Increased consumption of sugar per person over the last century is huge.  In 1900 it was seven pounds per person per year and today the average is around 220 pounds. Directly related to the consumption of sugar and simple carbohydrates (which change to sugar in the body) are diseases such as obesity, hypoglycemia, and diabetes. Indirectly related are many forms of under-nutrition, since sugars too often replace nutritious food in the diet, and a reduction in bone density, since the body releases minerals from the bones when sugar is in the blood, in order to correct the acid/alkaline balance. Sugar also has a very bad effect on the immune system, so it’s especially important to avoid it when ill.

Typical sweeteners, included in processed food as well as added to food by consumers or used in cooking and baking, may be divided into four basic types:

  • Sugars that have been refined from a natural plant to the point where they contain few or no nutrients. These include commercial white and brown sugars and refined, pasteurized honey, fructose, and corn syrup. These are all stripped of most nutrients. Brown sugar used to be less refined than white sugar (less of the molasses removed). In the U.K., this may still be the case, but in the U.S. most brown sugar is made by spraying completely refined white beet sugar with molasses. The one exception I know of is C&H brand brown sugar, which is still made the old way, of cane sugar with some of the molasses left in.
  • Sugars that are less refined, including raw sugars (turbinado, demrarra, etc.), organic raw sugar, and evaporated cane juice.
  • Natural sugars and sweeteners, close to their natural state, with minimal processing. These include:  date sugar, blackstrap molasses, maple syrup, granulated maple sugar, sugar cane juice (not evaporated), amasake (rice sugar), barley malt syrup, concentrated apple juice, apple juice, grape juice, raw honey, brown rice syrup.  Stevia is actually not a sugar but a sweet herb and has a glycemic index rating of zero.  Xylitol is a sugar alcohol usually made from birch, with health benefits including the reduction of dental caries.
  • Artificial or man-made sweeteners and sugar substitutes, including high-fructose corn syrup, dextrose, maltodextrin, aspartame, saccharin, sucralose, neotame, agave nectar, and acesulfame potassium. Other sugar substitutes have been banned in past years by the FDA, or are pending approval now.

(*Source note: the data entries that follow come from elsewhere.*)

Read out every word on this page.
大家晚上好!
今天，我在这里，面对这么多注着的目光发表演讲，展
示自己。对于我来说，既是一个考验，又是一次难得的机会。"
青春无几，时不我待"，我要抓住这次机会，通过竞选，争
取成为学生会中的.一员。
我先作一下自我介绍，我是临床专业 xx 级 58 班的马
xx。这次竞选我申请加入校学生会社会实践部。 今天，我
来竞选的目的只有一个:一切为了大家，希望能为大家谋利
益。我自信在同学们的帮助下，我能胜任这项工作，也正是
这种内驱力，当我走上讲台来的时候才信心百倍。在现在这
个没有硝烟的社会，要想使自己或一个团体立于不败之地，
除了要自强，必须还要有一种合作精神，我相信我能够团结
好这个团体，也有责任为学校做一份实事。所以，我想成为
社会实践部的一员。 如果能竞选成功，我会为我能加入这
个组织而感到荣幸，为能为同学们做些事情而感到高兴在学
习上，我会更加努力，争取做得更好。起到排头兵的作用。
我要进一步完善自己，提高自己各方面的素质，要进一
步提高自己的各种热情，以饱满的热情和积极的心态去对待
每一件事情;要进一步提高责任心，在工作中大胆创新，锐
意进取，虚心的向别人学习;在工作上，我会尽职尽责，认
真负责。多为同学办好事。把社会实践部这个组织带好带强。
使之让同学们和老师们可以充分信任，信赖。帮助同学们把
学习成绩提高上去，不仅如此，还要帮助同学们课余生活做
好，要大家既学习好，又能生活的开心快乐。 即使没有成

There is a lot of controversy about whether artificial sweeteners (which are classed as food additives by the FDA) are safe or not. You can get tangled up in the claims, research, and reasoning on both sides of this argument. One thing to consider is this question, “Is it food?” Obviously, bodies were not designed to eat tar or plastic or wood, because those are not food for humans. Bodies require nutrients – ALL the nutrients – to be healthy. However, bodies are also designed with a liver and with systems and procedures for handling toxins, so the question becomes, “how many toxins in what amounts can bodies handle?”  If your body could handle an unlimited number and amount of poisonous substances, then we all could eat arsenic straight out of a bowl, lie down for a while and get up feeling fine. Most natural health practitioners urge their patients to consume as few toxins as possible, and to get as many nutrients as possible. Makes sense, right?

There definitely are safe alternatives to refined sugars and artificial sweeteners.  Probably one of the safest sweeteners is raw honey, which contains vitamins and enzymes that contribute to wellness. It can be used as substitute for sugar, but is about twice as sweet. When substituting honey in recipes, the overall amount of liquid will need to be reduced to make up for the extra liquid in the honey.

Organic maple syrup is delicious on waffles, pancakes, and French toast.  Unlike the organic variety, most maple syrups available commercially contain artificial ingredients. There are also organic syrups made from fruit or the agave plant.

Fresh fruits and sweet vegetables may satisfy a sweet tooth, especially after one has cut down on concentrated carbohydrates. People who have reduced their sugar use have found their craving for sweetness decreasing.  I had a friend who went on a no-sugar diet, including cutting out sweet vegetables and fruits. At the end of the diet, she ate a carrot and found it to be almost unbearably sweet!   Blueberries or strawberries may be used as a topping for cereal. Fruit juices such as apple, pineapple or grape are often used as sweeteners in natural products.

There is also stevia, a natural herb sweetener that has been used in South America for 1,500 years. Recently, the United States FDA approved two new stevia-based sweeteners. It is diabetic-safe, calorie-free, non-toxic, and 50 to 400 times sweeter than white sugar. It does not adversely effect blood sugar levels, inhibits the formation of cavities and plaque, contains no artificial ingredients, and can be used in baking and cooking.

Unfortunately, sugar and white flour are cheap to buy. However, they cost us our health, which is priceless.